BLBG:Russian Stocks Retreat for First Day in Four as Oil Price Drops
Russian stocks declined, snapping three days of advances, as crude oil prices fell and the country’s services-industry growth slowed, signifying weaker economic activity.
The Micex Index of 30 shares fell 0.7 percent to 1,538.86 by 10:55 a.m. in Moscow. OAO Surgutneftegas, Russia’s fourth- biggest oil producer, declined 1.4 percent. OAO Mechel, the coalmaker, dropped 1 percent while VTB Group, the nation’s second-biggest lender, retreated 1.1 percent.

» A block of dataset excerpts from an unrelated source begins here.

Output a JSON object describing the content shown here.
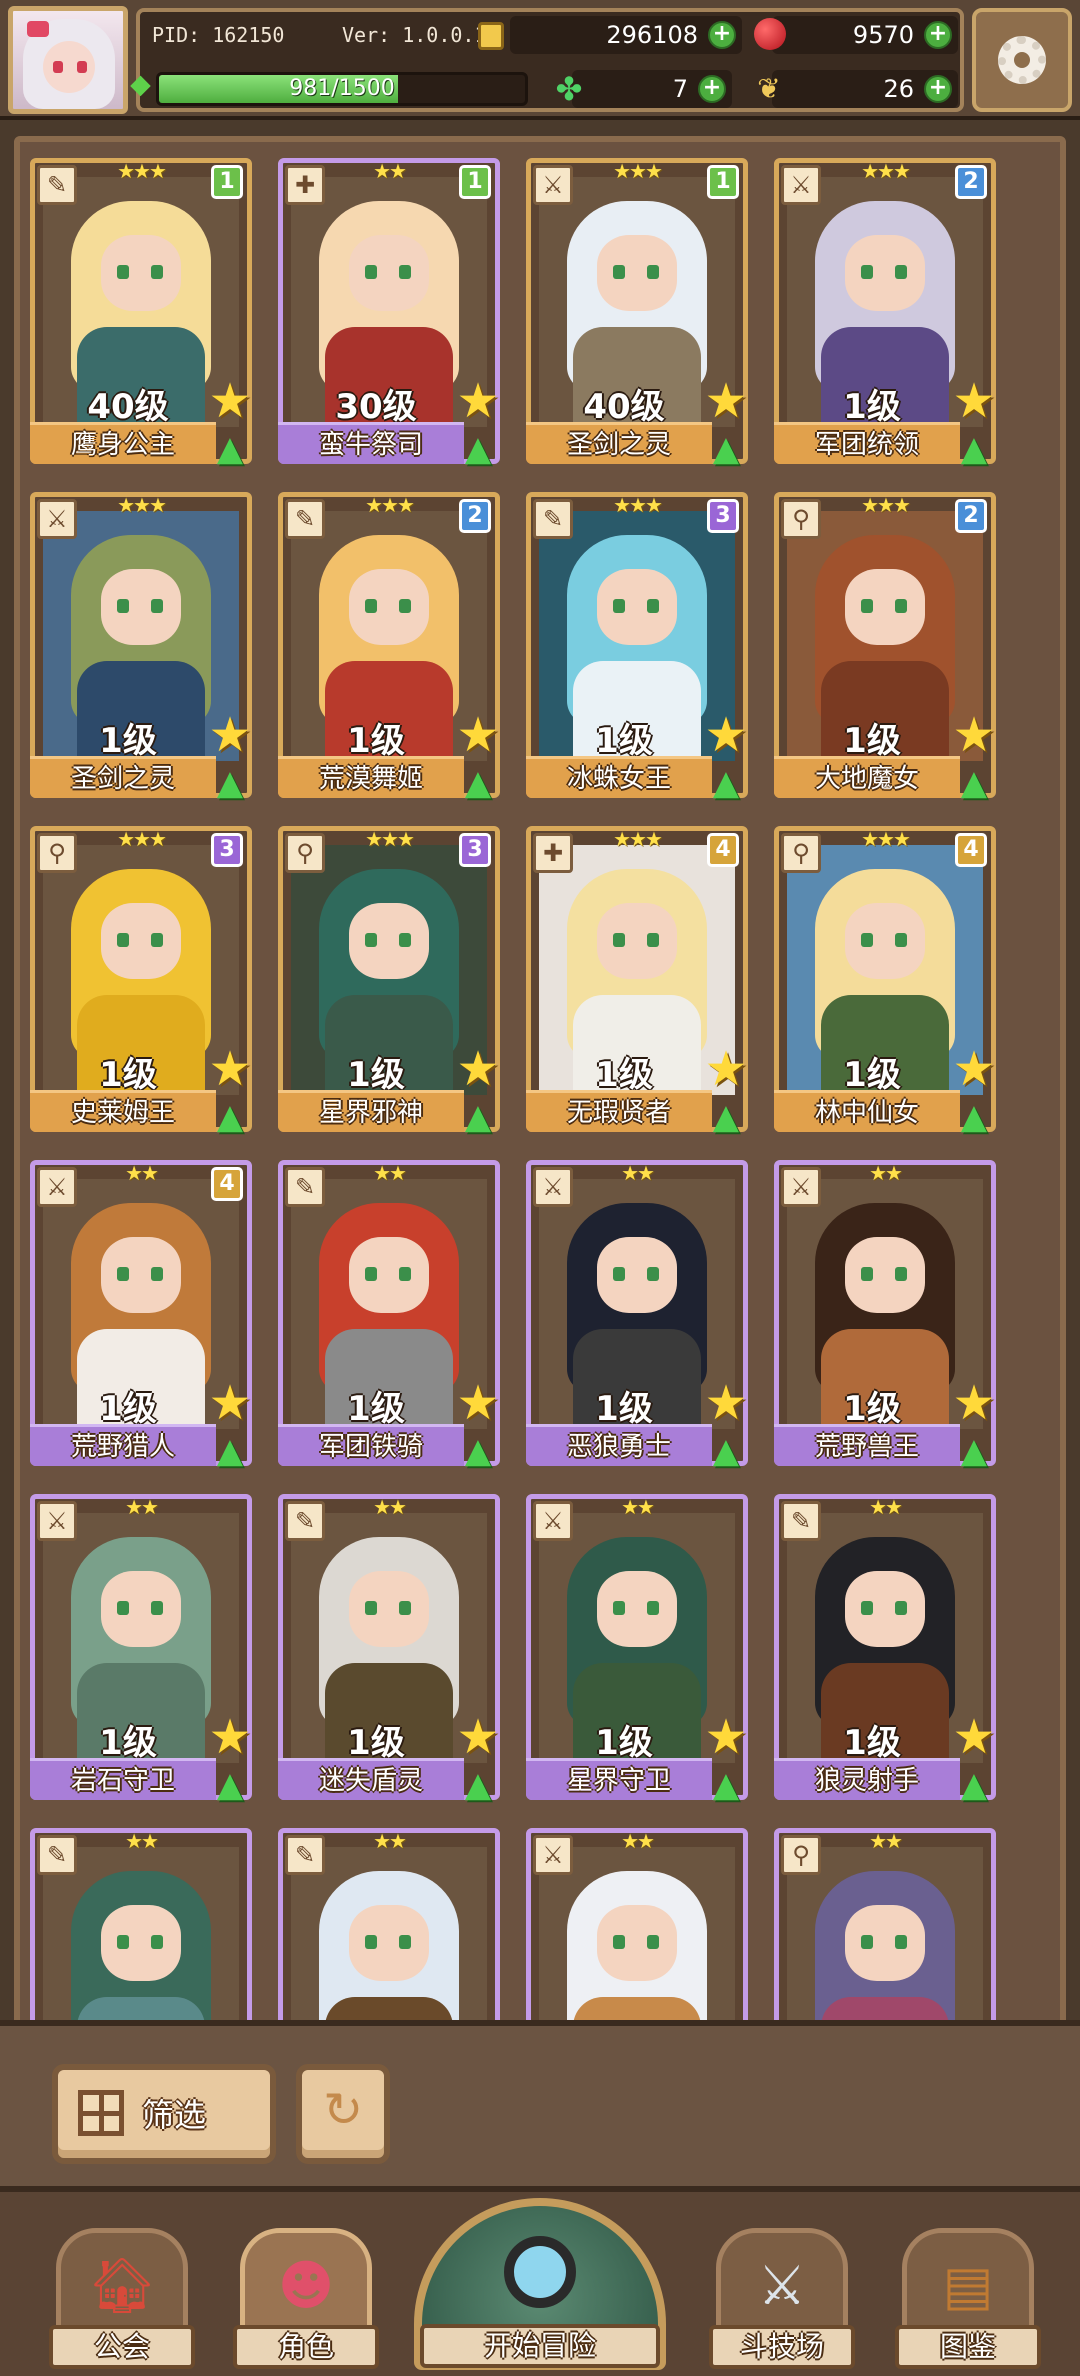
{
  "header": {
    "pid": "PID: 162150",
    "version": "Ver: 1.0.0.1",
    "gold": "296108",
    "gems": "9570",
    "clover": "7",
    "feather": "26",
    "xp_text": "981/1500",
    "xp_fraction": 0.654
  },
  "cards": [
    {
      "name": "鹰身公主",
      "level": "40级",
      "stars": "★★★",
      "rank": "1",
      "rank_color": "#6cc04a",
      "frame": "gold",
      "type_icon": "✎",
      "hair": "#f5dc98",
      "body": "#3b6c6a",
      "bg": "#6b5540"
    },
    {
      "name": "蛮牛祭司",
      "level": "30级",
      "stars": "★★",
      "rank": "1",
      "rank_color": "#6cc04a",
      "frame": "purple",
      "type_icon": "✚",
      "hair": "#f6d8b0",
      "body": "#a8332c",
      "bg": "#6b5540"
    },
    {
      "name": "圣剑之灵",
      "level": "40级",
      "stars": "★★★",
      "rank": "1",
      "rank_color": "#6cc04a",
      "frame": "gold",
      "type_icon": "⚔",
      "hair": "#e8eef4",
      "body": "#8b7a60",
      "bg": "#6b5540"
    },
    {
      "name": "军团统领",
      "level": "1级",
      "stars": "★★★",
      "rank": "2",
      "rank_color": "#4a8fd8",
      "frame": "gold",
      "type_icon": "⚔",
      "hair": "#cfc9de",
      "body": "#5c4a86",
      "bg": "#6b5540"
    },
    {
      "name": "圣剑之灵",
      "level": "1级",
      "stars": "★★★",
      "rank": "",
      "rank_color": "",
      "frame": "gold",
      "type_icon": "⚔",
      "hair": "#8a9a5a",
      "body": "#2d4a6a",
      "bg": "#4a6a8a"
    },
    {
      "name": "荒漠舞姬",
      "level": "1级",
      "stars": "★★★",
      "rank": "2",
      "rank_color": "#4a8fd8",
      "frame": "gold",
      "type_icon": "✎",
      "hair": "#f2c06a",
      "body": "#b83a2c",
      "bg": "#6b5540"
    },
    {
      "name": "冰蛛女王",
      "level": "1级",
      "stars": "★★★",
      "rank": "3",
      "rank_color": "#9a66d6",
      "frame": "gold",
      "type_icon": "✎",
      "hair": "#7acde0",
      "body": "#eaf2f6",
      "bg": "#2a5a6a"
    },
    {
      "name": "大地魔女",
      "level": "1级",
      "stars": "★★★",
      "rank": "2",
      "rank_color": "#4a8fd8",
      "frame": "gold",
      "type_icon": "⚲",
      "hair": "#a0522d",
      "body": "#7a3a22",
      "bg": "#8a5a3a"
    },
    {
      "name": "史莱姆王",
      "level": "1级",
      "stars": "★★★",
      "rank": "3",
      "rank_color": "#9a66d6",
      "frame": "gold",
      "type_icon": "⚲",
      "hair": "#f0c232",
      "body": "#e0ac1e",
      "bg": "#6b5540"
    },
    {
      "name": "星界邪神",
      "level": "1级",
      "stars": "★★★",
      "rank": "3",
      "rank_color": "#9a66d6",
      "frame": "gold",
      "type_icon": "⚲",
      "hair": "#2f6a5c",
      "body": "#3a5a4a",
      "bg": "#3d4a3a"
    },
    {
      "name": "无瑕贤者",
      "level": "1级",
      "stars": "★★★",
      "rank": "4",
      "rank_color": "#d6a43a",
      "frame": "gold",
      "type_icon": "✚",
      "hair": "#f4e0a0",
      "body": "#f0eee8",
      "bg": "#e8e2dc"
    },
    {
      "name": "林中仙女",
      "level": "1级",
      "stars": "★★★",
      "rank": "4",
      "rank_color": "#d6a43a",
      "frame": "gold",
      "type_icon": "⚲",
      "hair": "#f4dc9a",
      "body": "#4a6a3a",
      "bg": "#5a8ab0"
    },
    {
      "name": "荒野猎人",
      "level": "1级",
      "stars": "★★",
      "rank": "4",
      "rank_color": "#d6a43a",
      "frame": "purple",
      "type_icon": "⚔",
      "hair": "#c07a3a",
      "body": "#f2ece6",
      "bg": "#6b5540"
    },
    {
      "name": "军团铁骑",
      "level": "1级",
      "stars": "★★",
      "rank": "",
      "rank_color": "",
      "frame": "purple",
      "type_icon": "✎",
      "hair": "#c8402c",
      "body": "#8a8a8a",
      "bg": "#6b5540"
    },
    {
      "name": "恶狼勇士",
      "level": "1级",
      "stars": "★★",
      "rank": "",
      "rank_color": "",
      "frame": "purple",
      "type_icon": "⚔",
      "hair": "#1e2230",
      "body": "#3a3a3a",
      "bg": "#6b5540"
    },
    {
      "name": "荒野兽王",
      "level": "1级",
      "stars": "★★",
      "rank": "",
      "rank_color": "",
      "frame": "purple",
      "type_icon": "⚔",
      "hair": "#3a2418",
      "body": "#b06a3a",
      "bg": "#6b5540"
    },
    {
      "name": "岩石守卫",
      "level": "1级",
      "stars": "★★",
      "rank": "",
      "rank_color": "",
      "frame": "purple",
      "type_icon": "⚔",
      "hair": "#7aa08a",
      "body": "#5a7a68",
      "bg": "#6b5540"
    },
    {
      "name": "迷失盾灵",
      "level": "1级",
      "stars": "★★",
      "rank": "",
      "rank_color": "",
      "frame": "purple",
      "type_icon": "✎",
      "hair": "#dcd8d2",
      "body": "#5a4a2e",
      "bg": "#6b5540"
    },
    {
      "name": "星界守卫",
      "level": "1级",
      "stars": "★★",
      "rank": "",
      "rank_color": "",
      "frame": "purple",
      "type_icon": "⚔",
      "hair": "#2f5a4a",
      "body": "#3a5a3a",
      "bg": "#6b5540"
    },
    {
      "name": "狼灵射手",
      "level": "1级",
      "stars": "★★",
      "rank": "",
      "rank_color": "",
      "frame": "purple",
      "type_icon": "✎",
      "hair": "#222226",
      "body": "#6a3a22",
      "bg": "#6b5540"
    },
    {
      "name": "",
      "level": "",
      "stars": "★★",
      "rank": "",
      "rank_color": "",
      "frame": "purple",
      "type_icon": "✎",
      "hair": "#3a6a5a",
      "body": "#5a8a8a",
      "bg": "#6b5540"
    },
    {
      "name": "",
      "level": "",
      "stars": "★★",
      "rank": "",
      "rank_color": "",
      "frame": "purple",
      "type_icon": "✎",
      "hair": "#dfe8f2",
      "body": "#6a4a2a",
      "bg": "#6b5540"
    },
    {
      "name": "",
      "level": "",
      "stars": "★★",
      "rank": "",
      "rank_color": "",
      "frame": "purple",
      "type_icon": "⚔",
      "hair": "#eef0f4",
      "body": "#c88a4a",
      "bg": "#6b5540"
    },
    {
      "name": "",
      "level": "",
      "stars": "★★",
      "rank": "",
      "rank_color": "",
      "frame": "purple",
      "type_icon": "⚲",
      "hair": "#6a6090",
      "body": "#a0486a",
      "bg": "#6b5540"
    }
  ],
  "filter": {
    "label": "筛选"
  },
  "nav": {
    "guild": "公会",
    "character": "角色",
    "adventure": "开始冒险",
    "arena": "斗技场",
    "codex": "图鉴"
  }
}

Brent crude for May settlement declined as much as 49 cents to $103.52 a barrel in electronic trading in New York, adding to yesterday’s 1.2 percent drop, on signs that U.S. crude stockpiles rose and speculation the Federal Reserve may hold off additional monetary stimulus to support the economy of the world’s biggest energy consumer. The HSBC Russia Services PMI fell to 54.4 last month from 55.3 in February, HSBC Holdings Plc said in a report today.
OAO Rosneft (ROSN), the country’s biggest oil company, fell 1 percent to 209.98 rubles. OAO Gazprom, Russia’s gas export monopoly, retreated 0.9 percent to 183.50 rubles.
The Russian currency depreciated 0.9 percent to 29.4125 per dollar, its weakest level this week. OAO Sberbank, Russia’s biggest lender, retreated 0.6 percent to 97.31 rubles a share.
Russian stocks rallied by 8.2 percent in the first quarter, the biggest quarterly gain in more than a year, and are up 9.7 percent year to date on signs the global economy recovery is spurring demand for commodities.
The Market Vectors Russia exchange-traded fund, a U.S.- listed ETF that holds Russian shares, rose 0.1 percent to $31.24 yesterday and the Russian Depositary Index (RDXUSD) of London-traded shares of Russia’s companies jumped 2.6 percent. Moscow’s Micex Index (INDEXCF) trades at 5.9 times analysts’ earnings estimates for member companies, below the 10.7 ratio for the MSCI Emerging Markets Index.